Search code examples
c++rrcpprcpparmadillo

Extremely inefficient code written in C++


The computation time for the following function is very high. Is there any room for improvement? Should I be accessing the elements of matrix X differently? I appreciate any comments or suggestions.

#include <RcppArmadillo.h>
using namespace Rcpp;
using namespace arma;
// [[Rcpp::depends(RcppArmadillo)]]

// [[Rcpp::export]]


arma::mat myfunc(const int& n,
                 const int& p,
                 arma::mat& X,
                 arma::rowvec& y,
                 const arma::rowvec& types,
                 const arma::mat& rat,
                 const arma::rowvec& betas){
  
  arma::mat final(p+p,n);
  final.zeros();
  int i,j;
  
  for(i=0; i < n; ++i){
    arma::colvec finalfirst(p+p); finalfirst.zeros();
    for(j=0; j < n; ++j){
      arma::mat Xt = X * log(y(j));
      arma::mat finalX = join_rows(X,Xt);
      
      arma::rowvec Xi = finalX.row(i);
      
      if(types(i)==1 && y(j)==y(i)){
        finalfirst += (Xi.t() - rat.col(j));
      }
      if(types(i)>1 && y(j) > y(i)){
        finalfirst -= (Xi.t() - rat.col(j)) * exp(arma::as_scalar(betas*Xi.t()));
        
      }
      else if(y(j) <= y(i)){
        finalfirst -= Xi.t() * exp(arma::as_scalar(betas*Xi.t()));
      }
    }
    
    final.col(i) = finalfirst;
  }
  
  return(final);
}




/*** R
m=4000
types = runif(m,0,5)
types[types<=1] = 0 ; types[types > 1 & types < 3] = 1; types[types>=3]=2
microbenchmark(out = myfunc(n=m,p=2,X=matrix(rnorm(m*2),nrow=m,ncol=2),y=runif(m,0,3),types=types,rat=matrix(rnorm(m*4),nrow=4,ncol=m),betas=c(1,2,3,4)))
*/

Solution

  • It might be helpful if you provide at least some explanation of what it is you are doing.

    First, I recommend breaking up the code into very small chunks, microbenchmarking each chunk, and finding bottleneck operations. This is better than throwing the whole function at the wall all at once.

    row vs. column access

    join_rows(X,Xt)

    This is a very slow operation, especially because you are adding a rowvec to a column-oriented mat. Armadillo matrices are stored as a vector in column-major order, so behind the scenes Armadillo is calling push_back in n non-contiguous locations, where n is the number of columns.
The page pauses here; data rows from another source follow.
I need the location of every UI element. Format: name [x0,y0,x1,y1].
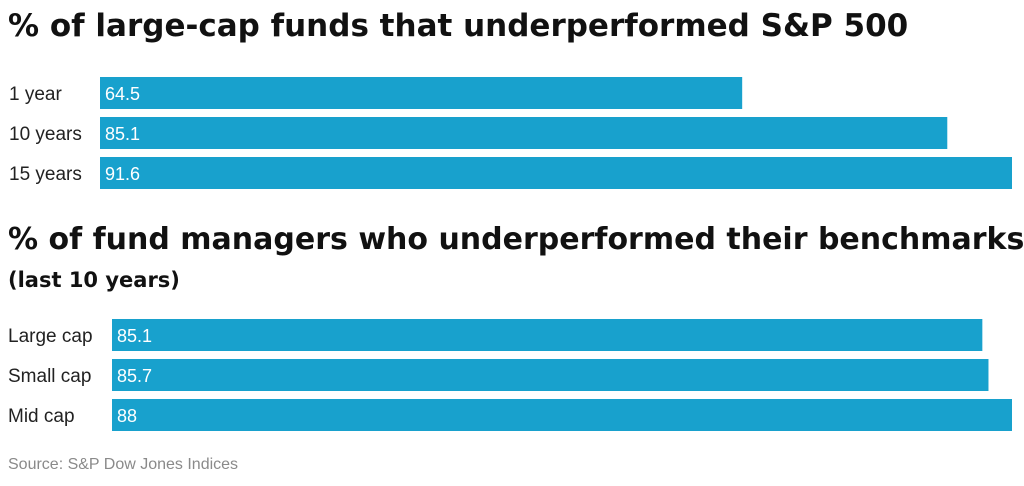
chart1-bar-15-years [100,157,1012,189]
chart2-subtitle: (last 10 years) [8,268,180,292]
chart2-bar-large-cap [112,319,983,351]
chart2-value-label-large-cap: 85.1 [117,326,152,346]
chart1-category-label-1-year: 1 year [9,84,62,105]
chart1-category-label-10-years: 10 years [9,124,82,145]
chart1-plot: 1 year 64.5 10 years 85.1 15 years 91.6 [9,77,1012,189]
chart1-value-label-1-year: 64.5 [105,84,140,104]
chart2-category-label-large-cap: Large cap [8,326,93,347]
chart2-value-label-mid-cap: 88 [117,406,137,426]
chart2-category-label-mid-cap: Mid cap [8,406,75,427]
chart1-value-label-10-years: 85.1 [105,124,140,144]
source-note: Source: S&P Dow Jones Indices [8,456,239,473]
chart1-bar-10-years [100,117,948,149]
chart1-title: % of large-cap funds that underperformed… [8,8,909,44]
chart2-bar-mid-cap [112,399,1012,431]
chart2-title: % of fund managers who underperformed th… [8,222,1024,257]
chart1-value-label-15-years: 91.6 [105,164,140,184]
chart1-category-label-15-years: 15 years [9,164,82,185]
chart2-category-label-small-cap: Small cap [8,366,91,387]
chart2-bar-small-cap [112,359,989,391]
chart2-plot: Large cap 85.1 Small cap 85.7 Mid cap 88 [8,319,1012,431]
chart2-value-label-small-cap: 85.7 [117,366,152,386]
chart1-bar-1-year [100,77,743,109]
    It seems you may be able to avoid this altogether, as finalX.row(i) is the only call that depends on finalX in this loop. Just figure out what .row(i) is.

    implicit operations

    You do a lot of transposing, maybe you should be working with a transposed matrix from the get-go?

    Xi.t() is called twice in the same line: finalfirst -= (Xi.t() - rat.col(j)) * exp(arma::as_scalar(betas*Xi.t()));

    Transposing a row vector is pretty pointless, just initialize it as a column vector and iterate through it with a good old-fashioned loop. A little more code isn't always a bad thing, it often makes your intent more explicit too.
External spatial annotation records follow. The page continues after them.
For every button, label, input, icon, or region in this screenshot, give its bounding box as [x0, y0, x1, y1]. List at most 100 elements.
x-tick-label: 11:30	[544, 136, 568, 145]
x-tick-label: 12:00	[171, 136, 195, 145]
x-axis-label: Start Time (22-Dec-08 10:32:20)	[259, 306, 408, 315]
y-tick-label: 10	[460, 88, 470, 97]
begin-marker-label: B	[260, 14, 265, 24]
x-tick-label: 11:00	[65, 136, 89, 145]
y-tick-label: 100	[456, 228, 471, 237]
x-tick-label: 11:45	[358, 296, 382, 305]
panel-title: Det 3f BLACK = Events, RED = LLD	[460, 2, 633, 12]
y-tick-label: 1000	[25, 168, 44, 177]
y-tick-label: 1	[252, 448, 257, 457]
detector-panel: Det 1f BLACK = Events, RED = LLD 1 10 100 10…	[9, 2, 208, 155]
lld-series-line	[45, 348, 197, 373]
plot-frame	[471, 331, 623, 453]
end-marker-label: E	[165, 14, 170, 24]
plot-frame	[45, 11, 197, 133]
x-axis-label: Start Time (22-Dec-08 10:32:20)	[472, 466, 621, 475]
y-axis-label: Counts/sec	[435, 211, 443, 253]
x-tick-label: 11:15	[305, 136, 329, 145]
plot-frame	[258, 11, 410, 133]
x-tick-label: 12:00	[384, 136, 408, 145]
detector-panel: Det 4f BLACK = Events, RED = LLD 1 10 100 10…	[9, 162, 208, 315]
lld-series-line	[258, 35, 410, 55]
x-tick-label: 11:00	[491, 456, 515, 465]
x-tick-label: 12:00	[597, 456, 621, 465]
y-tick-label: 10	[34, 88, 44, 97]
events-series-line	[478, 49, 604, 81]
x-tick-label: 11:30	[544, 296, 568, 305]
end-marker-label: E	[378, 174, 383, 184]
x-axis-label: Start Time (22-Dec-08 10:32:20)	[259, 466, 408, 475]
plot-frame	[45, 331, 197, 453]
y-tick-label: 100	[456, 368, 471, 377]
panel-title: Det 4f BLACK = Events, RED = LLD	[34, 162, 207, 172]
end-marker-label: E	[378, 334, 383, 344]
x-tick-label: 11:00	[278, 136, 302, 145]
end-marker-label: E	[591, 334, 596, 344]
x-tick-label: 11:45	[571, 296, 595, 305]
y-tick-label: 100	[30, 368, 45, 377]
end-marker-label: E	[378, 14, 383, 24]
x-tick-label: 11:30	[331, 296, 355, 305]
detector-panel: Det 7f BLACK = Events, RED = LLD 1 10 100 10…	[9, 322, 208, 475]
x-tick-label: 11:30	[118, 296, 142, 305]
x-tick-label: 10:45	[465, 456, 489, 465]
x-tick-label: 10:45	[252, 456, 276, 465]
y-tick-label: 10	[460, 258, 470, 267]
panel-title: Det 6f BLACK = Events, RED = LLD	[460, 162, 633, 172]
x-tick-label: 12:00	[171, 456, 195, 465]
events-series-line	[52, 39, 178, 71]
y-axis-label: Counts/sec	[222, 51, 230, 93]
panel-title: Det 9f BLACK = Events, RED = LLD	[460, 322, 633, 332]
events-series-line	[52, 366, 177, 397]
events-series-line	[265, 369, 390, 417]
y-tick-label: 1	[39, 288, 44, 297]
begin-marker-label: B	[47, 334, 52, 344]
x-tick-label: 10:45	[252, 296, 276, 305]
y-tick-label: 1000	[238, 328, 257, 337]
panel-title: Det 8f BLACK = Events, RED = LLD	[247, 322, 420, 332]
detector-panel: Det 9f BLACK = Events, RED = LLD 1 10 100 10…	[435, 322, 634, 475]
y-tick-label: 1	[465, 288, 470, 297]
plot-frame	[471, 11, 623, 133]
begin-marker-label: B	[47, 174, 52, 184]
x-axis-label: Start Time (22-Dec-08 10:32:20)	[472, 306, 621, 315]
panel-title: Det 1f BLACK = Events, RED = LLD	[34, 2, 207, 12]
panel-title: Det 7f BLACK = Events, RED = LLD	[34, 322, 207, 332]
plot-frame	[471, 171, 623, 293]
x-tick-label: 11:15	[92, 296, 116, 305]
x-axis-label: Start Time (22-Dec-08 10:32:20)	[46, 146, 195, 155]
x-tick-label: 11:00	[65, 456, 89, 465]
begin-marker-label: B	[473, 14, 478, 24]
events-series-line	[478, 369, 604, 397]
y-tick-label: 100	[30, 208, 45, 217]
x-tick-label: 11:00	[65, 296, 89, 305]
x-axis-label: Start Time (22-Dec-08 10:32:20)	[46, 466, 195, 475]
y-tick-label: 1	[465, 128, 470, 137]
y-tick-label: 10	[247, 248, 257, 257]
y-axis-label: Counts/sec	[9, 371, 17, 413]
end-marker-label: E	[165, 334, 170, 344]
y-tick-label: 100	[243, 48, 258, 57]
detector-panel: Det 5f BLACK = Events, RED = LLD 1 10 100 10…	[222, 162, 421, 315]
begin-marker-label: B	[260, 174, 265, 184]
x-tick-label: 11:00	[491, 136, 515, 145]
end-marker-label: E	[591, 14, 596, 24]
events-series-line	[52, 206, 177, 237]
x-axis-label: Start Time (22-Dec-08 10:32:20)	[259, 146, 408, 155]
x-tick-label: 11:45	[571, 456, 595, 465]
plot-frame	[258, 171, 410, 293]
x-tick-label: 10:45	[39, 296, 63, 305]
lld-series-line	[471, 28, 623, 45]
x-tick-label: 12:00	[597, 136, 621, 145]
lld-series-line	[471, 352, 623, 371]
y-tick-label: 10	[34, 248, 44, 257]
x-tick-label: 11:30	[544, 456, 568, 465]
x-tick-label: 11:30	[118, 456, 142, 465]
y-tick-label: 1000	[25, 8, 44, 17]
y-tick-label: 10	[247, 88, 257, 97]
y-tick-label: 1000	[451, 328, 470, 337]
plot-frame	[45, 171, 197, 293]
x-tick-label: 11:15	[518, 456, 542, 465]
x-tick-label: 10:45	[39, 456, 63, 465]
    Copying vs. in-place operations

    This is a copy: final.col(i) = finalfirst;

    Why not operate in-memory and update final(_, i) in-place rather than using a temporary finalfirst followed by a deep copy into your target matrix? This is a column, so memory is contiguous and the compiler will be able to optimize the access pattern for you as wonderfully as if you were working on any simple vector.

    All said, I haven't fully wrapped my head around what it is exactly that you are doing, but @largest_prime_is_463035818 may be right about switching the for(i...) and for(j...) loops around. It appears you will be able to pull these two rows out of the nested loop:

    arma::mat Xt = X * log(y(j));
    arma::mat finalX = join_rows(X,Xt);
    

    since they do not depend on i at all.